Waawaashkeshi Apishimon

Macie Dixon, Waawaashkeshi Apishimon (2026), Grass and shell with photo emulsion
My Great Granny Gladys Taylor had a house on the shore of Mud Lake, in her yard she had big beautiful lilac trees. She was my dads grandmother on his mothers side. When he and my mom separated, my great aunts (his aunts) brought me and my mom a house warming gift. It was a baby of the big lilac bush from my great grannys. We planted it together, I was just 5. When we moved to a different house we dug up the now very large tree and brought it with us. Now it is at my moms current house and is about as large as Gladys would have been in my memory. This really laid down a foundation of care for plants. The way the women in my family have always been so connected, whether or not they are blood, has also been intertwined into this care.
Land as pedagogy is an act of resistance. That is what this body of work is about. Nurturing the land (growing grass) is a form of protest. This kind of knowledge building revolts against institutional knowledge building which is built from colonial values.

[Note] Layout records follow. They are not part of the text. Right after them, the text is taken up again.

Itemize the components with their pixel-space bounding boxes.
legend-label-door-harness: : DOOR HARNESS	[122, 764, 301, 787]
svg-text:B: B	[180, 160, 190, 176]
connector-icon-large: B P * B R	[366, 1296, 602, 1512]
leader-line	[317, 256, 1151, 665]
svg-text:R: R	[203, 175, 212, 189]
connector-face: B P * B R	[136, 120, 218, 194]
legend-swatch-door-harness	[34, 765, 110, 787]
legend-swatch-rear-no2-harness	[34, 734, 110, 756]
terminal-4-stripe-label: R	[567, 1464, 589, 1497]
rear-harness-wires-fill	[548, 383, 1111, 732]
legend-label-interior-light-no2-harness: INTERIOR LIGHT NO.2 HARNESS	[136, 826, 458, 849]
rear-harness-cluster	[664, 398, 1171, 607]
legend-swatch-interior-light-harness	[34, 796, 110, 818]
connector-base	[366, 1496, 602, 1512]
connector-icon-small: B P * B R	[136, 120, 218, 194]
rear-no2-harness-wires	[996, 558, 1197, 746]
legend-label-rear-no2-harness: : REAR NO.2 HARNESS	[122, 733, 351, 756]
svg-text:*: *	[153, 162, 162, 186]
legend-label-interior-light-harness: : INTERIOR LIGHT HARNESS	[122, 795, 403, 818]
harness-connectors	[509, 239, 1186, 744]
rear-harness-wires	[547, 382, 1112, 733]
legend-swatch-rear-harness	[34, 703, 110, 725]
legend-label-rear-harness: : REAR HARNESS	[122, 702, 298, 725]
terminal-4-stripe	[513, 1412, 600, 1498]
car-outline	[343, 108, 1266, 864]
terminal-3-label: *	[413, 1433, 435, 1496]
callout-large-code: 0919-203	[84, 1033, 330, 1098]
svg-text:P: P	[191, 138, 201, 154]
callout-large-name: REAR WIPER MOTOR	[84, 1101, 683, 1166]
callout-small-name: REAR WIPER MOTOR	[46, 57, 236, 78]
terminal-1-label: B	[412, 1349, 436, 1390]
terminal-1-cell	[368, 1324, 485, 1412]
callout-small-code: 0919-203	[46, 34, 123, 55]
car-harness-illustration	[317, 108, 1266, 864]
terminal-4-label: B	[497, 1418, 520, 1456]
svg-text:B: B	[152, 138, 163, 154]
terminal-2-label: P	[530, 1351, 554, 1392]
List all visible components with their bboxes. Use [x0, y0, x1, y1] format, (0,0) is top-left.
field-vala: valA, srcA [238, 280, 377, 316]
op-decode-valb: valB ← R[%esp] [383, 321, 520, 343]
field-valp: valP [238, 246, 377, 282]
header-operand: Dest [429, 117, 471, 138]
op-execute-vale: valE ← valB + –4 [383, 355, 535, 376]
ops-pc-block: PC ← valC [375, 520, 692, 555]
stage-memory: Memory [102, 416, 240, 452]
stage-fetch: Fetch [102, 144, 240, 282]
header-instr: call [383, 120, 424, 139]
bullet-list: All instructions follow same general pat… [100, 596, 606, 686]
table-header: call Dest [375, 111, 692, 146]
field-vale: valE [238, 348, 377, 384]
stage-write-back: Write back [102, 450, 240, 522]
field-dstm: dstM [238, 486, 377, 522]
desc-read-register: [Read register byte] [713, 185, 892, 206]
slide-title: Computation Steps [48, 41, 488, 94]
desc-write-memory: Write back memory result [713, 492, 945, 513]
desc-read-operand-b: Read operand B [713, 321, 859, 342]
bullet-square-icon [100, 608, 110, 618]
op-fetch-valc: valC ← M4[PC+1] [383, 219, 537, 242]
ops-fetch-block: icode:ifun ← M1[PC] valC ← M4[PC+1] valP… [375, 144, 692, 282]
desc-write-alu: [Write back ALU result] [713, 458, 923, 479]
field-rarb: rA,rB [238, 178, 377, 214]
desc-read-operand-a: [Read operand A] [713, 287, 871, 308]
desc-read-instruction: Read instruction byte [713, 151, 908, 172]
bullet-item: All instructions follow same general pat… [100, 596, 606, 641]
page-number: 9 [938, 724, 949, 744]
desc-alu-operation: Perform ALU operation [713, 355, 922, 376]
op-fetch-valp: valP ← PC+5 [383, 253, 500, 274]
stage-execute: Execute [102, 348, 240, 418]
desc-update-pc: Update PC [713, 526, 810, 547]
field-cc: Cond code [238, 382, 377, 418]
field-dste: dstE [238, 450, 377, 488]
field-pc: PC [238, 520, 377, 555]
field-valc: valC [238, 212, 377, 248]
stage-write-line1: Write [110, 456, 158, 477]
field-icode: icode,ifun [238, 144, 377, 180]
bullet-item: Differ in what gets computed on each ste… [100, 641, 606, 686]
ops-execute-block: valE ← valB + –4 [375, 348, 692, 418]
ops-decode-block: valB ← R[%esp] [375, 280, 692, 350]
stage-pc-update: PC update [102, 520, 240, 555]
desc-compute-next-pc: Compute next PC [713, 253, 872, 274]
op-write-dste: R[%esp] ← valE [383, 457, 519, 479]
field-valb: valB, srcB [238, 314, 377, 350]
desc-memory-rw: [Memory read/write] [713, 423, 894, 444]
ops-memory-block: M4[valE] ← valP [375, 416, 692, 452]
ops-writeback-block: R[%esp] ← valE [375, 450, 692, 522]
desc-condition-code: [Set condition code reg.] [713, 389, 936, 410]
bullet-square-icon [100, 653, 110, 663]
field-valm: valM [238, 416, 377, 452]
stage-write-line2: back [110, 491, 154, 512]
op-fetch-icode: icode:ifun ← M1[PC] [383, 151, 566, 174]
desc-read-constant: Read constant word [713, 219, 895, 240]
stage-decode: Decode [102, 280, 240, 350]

Not only is this important on its own, as well as how love and happiness can be an act of resistance. The care and tenderness that it takes to grow grass is the concept.
Using a recycled plastic box that was once my pet spider's home, to house the dirt and grass I will learn its small ways of telling me how it is feeling. I needed a teacher's help (Tannis Nielsen) for a map to the deer lays, and had Amber Thomas, and Errol Ricard in two separate occasions go with me to take pictures at said deer lays. I borrowed Xander Stonefish’s polaroid camera to take the photos. This created a need for community. The deer lays symbolise the Mutual care that we give and take from the land. I used a technique of polaroid emulsions, onto shells I harvested at my favourite beach the previous summer. The process of that was tedious and required tenderness. Having me in the shell, in the deer lay, placed into the basket of grass, created a spiral of lays within lays, which mimics our connection to the universe. The process of this work is the concept.
Dying Rivers/ Public Transit

Dying Rivers/Public Transit
Watercolour paint, Watercolour Paper, Transparent paper, Acrylic paint, Video, Sound.
40’’ x 29’’
This work is about the rivers under us that have died and the transit that has replaced it. This shows the struggle to live in this system and how the water couldnt as well. This connects us to the water. I am using this to create a relationship between viewer and water if that relationship isn't there already, and if it is i am creating a space to grieve over these losses.
Ephemeral Pools
This piece is about the relationship between the artist and their landscape paintings. This piece was first shown to me in a dream. I used an installation with smell, sound, and touch involved to really draw the viewer in and make them feel as if they were in nature. I projected a video of clips I've taken at ponds, of wildlife like fish and turtles alongside lots of lily pads and other pond plants. This is supposed to make the viewer think about their relationship to these living things and how they are often taken for granted. The song I made had recorded sounds of a woodpecker and the wind, and I added instrumentals over top to try and capture the calm and whimsy of the woods. The choice of size and use of the bowl was to recreate the micro environments created during the early spring during the melting of snow. I tried to mimic an ephemeral pool, which was something I was very interested in as a kid playing in the woods with my sisters. This was the first iteration of a hopefully larger project in the future.
Highway 7


This series is about the feeling of being alone at night in winter. The liminal feeling that happens when the night is no longer dark because of the moon bouncing off the snow, how abnormal it is to see things at night. I’m Using charcoal to capture the shaky atmosphere of the heart pumping. The box is to add a three dimensional layer to invite the viewer to look closer and get enveloped into the world. The third piece of the series is a song, to add more to the atmosphere and make the view feel unease. This is a piece that has built off my goal of creating an atmosphere from my art and to transport my viewer elsewhere
Teaching Rocks

This piece is about the petroglyphs/teaching rocks on my reserve. The story goes, these drawings were made thousands of years ago by my people and for all those years they were considered magical, and a place of great ceremony and it was said that there were water spirits living under the rocks to enhance ceremony and prayer. When colonization happened we were not allowed to perform our ceremonies or religion and were taken away and displaced. Because of this, years and years went by where the rocks were hidden and unused, therefore the spirits went away because they had no one to talk to or help. After some time archaeologists found these rocks and with good intention built a structure around them to try and make sure the acid rains wouldn't ruin them, but with this it's said that the rocks are sad that they don't get to feel the rain and air anymore and the water no longer runs under them. In this assignment I've changed the ending of the story and broke the glass of the structure and made it so the rocks can live again and have the spirits and animals come back to them.
This symbolizes breaking the cycles that have been placed due to colonization. As I washed the rocks I found to use for this assignment I realized I had inserted myself onto the rocks, and realized I care so much about this because I see these rocks as myself and feel the need to take these colonial shackles off them but also myself.